Wie viele Windenergieanlagen lassen sich auf zwei Prozent der Fläche Deutschlands errichten?
Grundsätzlich hängt das natürlich davon ab, wie dicht die Anlagen gestellt werden können. Hierbei muss ein Mindestabstand zueinander berücksichtigt werden, aber auch hersteller- und anlagenspezifische Vorgaben zur Standsicherheit. Zudem gelten strenge Grenzwerte für Schall- und Schattenbelastungen, die nicht überschritten werden dürfen. Nur Planungen von Windenergieanlagen, die mittels unabhängiger Fachgutachter:innen nachweisen, dass sie den Schutzbedürfnissen der Anlieger:innen gerecht werden, sind genehmigungsfähig. Gegenseitiger „Windklau“ muss bei der Flächenplanung ebenfalls minimiert werden, da dieser sonst zu geringeren Wirkungsgraden und damit zu Ertragseinbußen führt.

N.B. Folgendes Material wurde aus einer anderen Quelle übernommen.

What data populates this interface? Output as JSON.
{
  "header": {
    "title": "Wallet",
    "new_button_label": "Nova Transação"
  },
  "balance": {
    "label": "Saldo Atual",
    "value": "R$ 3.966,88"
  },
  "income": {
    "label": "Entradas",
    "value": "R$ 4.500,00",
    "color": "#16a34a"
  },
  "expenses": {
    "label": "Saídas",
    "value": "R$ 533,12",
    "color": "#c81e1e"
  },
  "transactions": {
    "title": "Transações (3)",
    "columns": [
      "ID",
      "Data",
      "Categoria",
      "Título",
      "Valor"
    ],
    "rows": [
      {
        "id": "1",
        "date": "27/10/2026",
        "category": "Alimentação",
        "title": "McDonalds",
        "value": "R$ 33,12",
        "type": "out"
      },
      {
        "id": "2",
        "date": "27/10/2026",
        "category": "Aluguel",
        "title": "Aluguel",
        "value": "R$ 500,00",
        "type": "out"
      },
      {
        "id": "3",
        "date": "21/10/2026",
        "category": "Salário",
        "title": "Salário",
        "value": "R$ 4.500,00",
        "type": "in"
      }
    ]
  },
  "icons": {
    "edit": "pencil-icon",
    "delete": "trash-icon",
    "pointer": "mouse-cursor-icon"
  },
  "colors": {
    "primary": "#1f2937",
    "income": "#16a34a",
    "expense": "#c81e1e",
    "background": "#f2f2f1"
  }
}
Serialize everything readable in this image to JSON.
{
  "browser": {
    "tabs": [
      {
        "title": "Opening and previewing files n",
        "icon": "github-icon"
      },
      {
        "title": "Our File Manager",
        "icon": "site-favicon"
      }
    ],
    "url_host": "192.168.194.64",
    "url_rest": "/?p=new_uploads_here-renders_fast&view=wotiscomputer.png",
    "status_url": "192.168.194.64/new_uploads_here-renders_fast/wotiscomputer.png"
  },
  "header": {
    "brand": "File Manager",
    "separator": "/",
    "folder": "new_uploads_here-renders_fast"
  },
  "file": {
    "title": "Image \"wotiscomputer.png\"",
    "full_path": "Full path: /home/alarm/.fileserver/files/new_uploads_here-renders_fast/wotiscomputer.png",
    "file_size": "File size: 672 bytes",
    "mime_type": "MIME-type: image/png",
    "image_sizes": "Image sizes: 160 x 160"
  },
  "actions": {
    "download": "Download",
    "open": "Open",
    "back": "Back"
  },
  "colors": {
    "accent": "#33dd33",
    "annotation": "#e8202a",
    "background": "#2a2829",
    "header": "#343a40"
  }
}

Unsere Beispielrechnung zeigt, wie viele Windenergieanlagen im Idealfall auf zwei Prozent der Fläche Deutschlands errichtet werden könnten. Berechnungsgrundlage sind Anlagen mit 133 Metern Rotordurchmesser und vier Megawatt Leistung. Diese werden unter Beachtung der erforderlichen Abstände so errichtet, dass eine Windenergieanlage in der Mitte und vier weitere im rechten Winkel auf einer quadratischen Fläche stehen. Jede Windenergieanlage hätte für die Standsicherheit so einen maximalen Raumbedarf von etwa 17,5 Hektar. Rechnet man dies nun auf die theoretisch zur Verfügung stehende Fläche von 715.000 Hektar hoch, könnten rein rechnerisch etwa 41.000 Windenergieanlagen aufgestellt werden. Das würde eine Nennleistung von 164.000 Megawatt ergeben.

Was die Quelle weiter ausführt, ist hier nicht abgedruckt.